Quand elle ovule, la femelle hippocampe cherche un mâle dans la poche ventrale duquel elle va injecter ses nombreux ovocytes qui seront fécondés par un ruissellement de sperme dans l'eau de mer de la poche. C'est une fécondation interne, mais dans l'eau de mer, et un transfert de grossesse à un père porteur dont le bide enfle tandis que celui de la nana se vide. Après le développement des œufs en petits hippocampes, le mâle accouche douloureusement jusqu'à 2500 bébés, et s'écroule après ! Quand on pense que certains râlent parce qu'ils ont des jumeux et que d'autres trouvent que les PMA, c'est pas naturel…

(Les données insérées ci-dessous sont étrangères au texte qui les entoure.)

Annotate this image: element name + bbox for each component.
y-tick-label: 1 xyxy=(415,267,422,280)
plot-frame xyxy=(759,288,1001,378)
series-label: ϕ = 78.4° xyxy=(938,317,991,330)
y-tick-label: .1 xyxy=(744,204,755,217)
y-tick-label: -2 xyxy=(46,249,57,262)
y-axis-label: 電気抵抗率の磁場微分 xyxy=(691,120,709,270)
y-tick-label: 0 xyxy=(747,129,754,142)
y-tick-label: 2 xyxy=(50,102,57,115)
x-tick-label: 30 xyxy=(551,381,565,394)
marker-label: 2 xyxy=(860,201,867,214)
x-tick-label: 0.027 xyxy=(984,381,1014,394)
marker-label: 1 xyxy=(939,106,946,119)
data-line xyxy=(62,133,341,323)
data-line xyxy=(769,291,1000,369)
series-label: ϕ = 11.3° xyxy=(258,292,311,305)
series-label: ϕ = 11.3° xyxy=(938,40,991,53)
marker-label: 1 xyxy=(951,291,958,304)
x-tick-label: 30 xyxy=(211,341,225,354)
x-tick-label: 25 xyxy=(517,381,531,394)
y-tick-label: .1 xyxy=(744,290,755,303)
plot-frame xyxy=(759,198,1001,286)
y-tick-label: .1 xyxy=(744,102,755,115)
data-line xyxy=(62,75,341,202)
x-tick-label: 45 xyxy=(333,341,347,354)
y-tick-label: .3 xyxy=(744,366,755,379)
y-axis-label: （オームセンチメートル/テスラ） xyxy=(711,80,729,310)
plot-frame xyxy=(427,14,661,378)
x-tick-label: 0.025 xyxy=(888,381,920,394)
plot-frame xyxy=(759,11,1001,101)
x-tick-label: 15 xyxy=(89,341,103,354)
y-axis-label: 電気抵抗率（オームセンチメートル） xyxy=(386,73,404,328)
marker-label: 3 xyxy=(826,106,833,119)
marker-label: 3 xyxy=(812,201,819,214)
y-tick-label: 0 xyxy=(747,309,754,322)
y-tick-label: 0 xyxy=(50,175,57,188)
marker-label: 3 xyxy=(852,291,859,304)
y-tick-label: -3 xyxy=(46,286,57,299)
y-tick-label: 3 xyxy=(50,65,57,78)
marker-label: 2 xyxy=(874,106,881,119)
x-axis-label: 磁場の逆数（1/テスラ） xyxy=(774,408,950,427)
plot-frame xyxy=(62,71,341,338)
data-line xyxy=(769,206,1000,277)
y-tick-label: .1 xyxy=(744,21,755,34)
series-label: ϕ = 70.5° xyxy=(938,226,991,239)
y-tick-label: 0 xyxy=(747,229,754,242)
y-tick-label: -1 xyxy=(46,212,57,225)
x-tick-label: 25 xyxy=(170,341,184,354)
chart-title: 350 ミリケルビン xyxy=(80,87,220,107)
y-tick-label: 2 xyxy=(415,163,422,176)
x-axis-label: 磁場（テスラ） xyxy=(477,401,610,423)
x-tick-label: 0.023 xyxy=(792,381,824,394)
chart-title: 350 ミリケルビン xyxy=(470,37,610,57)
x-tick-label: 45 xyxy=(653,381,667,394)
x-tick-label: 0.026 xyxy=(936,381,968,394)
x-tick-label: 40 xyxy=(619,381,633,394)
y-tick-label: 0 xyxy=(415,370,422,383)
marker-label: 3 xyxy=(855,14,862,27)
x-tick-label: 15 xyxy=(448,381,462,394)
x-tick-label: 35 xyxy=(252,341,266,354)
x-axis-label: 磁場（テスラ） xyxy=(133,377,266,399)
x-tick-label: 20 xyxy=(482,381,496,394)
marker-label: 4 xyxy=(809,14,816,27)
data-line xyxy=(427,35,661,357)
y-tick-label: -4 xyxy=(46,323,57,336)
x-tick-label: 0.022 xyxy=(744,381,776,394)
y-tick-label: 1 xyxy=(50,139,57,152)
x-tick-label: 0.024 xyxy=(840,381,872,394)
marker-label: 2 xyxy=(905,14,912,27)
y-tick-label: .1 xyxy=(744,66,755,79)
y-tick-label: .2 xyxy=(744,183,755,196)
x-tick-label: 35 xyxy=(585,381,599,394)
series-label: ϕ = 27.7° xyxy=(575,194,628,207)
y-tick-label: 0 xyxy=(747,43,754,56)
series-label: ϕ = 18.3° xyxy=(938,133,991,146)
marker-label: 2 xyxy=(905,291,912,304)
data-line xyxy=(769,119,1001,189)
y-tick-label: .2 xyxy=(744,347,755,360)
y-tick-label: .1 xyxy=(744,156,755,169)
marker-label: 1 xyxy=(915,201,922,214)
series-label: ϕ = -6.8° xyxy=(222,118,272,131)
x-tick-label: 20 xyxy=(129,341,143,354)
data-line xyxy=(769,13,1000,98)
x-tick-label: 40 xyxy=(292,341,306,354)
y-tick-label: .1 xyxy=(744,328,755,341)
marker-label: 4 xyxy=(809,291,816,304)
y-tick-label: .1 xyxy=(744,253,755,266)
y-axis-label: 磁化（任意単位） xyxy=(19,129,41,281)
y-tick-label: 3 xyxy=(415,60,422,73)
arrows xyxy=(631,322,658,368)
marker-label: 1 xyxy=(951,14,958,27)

Chez d'autres poissons, comme les épinoches et les combattants, le père chasse la femelle du nid après la fécondation, sinon elle mange les œufs. Il s'occupe ensuite des œufs et des jeunes sans manger, avec dévouement, jusqu'à ce qu'ils nagent de leurs propres nageoires. Il y a aussi des animaux qui élèvent leur jeunes en couples temporaires, rarement permanents. Mais chez la plupart, les pères ignorent leur descendance et souvent s'en régalent, à l'état d'œufs ou de jeunes. Bref, la nature c'est pas la manif pour tous ! Celle-ci n'est pas non plus le modèle social courant chez les primates, humains ou non.
Chez la plupart des singes, l'identité du père est inconnue et le petit n'a aucun moyen d'identifier son ascendance. Selon les espèces, les mâles s'occupent volontiers, ou pas du tout, des jeunes de la troupe. Les patas, gorilles et bonobos pratiquent une paternité sociale collective. Tandis que chez les orangs-outans, c'est père inconnu et chez les gibbons, un papa, une maman, un enfant. Comme nos derniers ancêtres communs sont les chimpanzés, les bonobos et les gorilles, nos structures sociales, très diversifiées, dérivent de celles de ces ancêtres communs. Il n'est donc gère étonnant que bien des sociétés humaines pratiques des paternités sociales, collectives ou non, indifférentes à la paternité biologique. D'autres ont des familles monoparentales, et la tendance au machisme est quasi générale ! Ce qui ne veut pas dire qu'il ne faut pas lutter contre, mais que ce sera difficile… Et puis, on ferait bien aussi de s'inspirer de ces sociétés où les seuls pères reconnus sont ceux qui s'occupent, seuls ou à plusieurs, des gamins, et non ceux que la recherche technologiques de paternité traque, parfois jusqu'à l'absurde.
Dans le Siné mensuel de novembre 2018.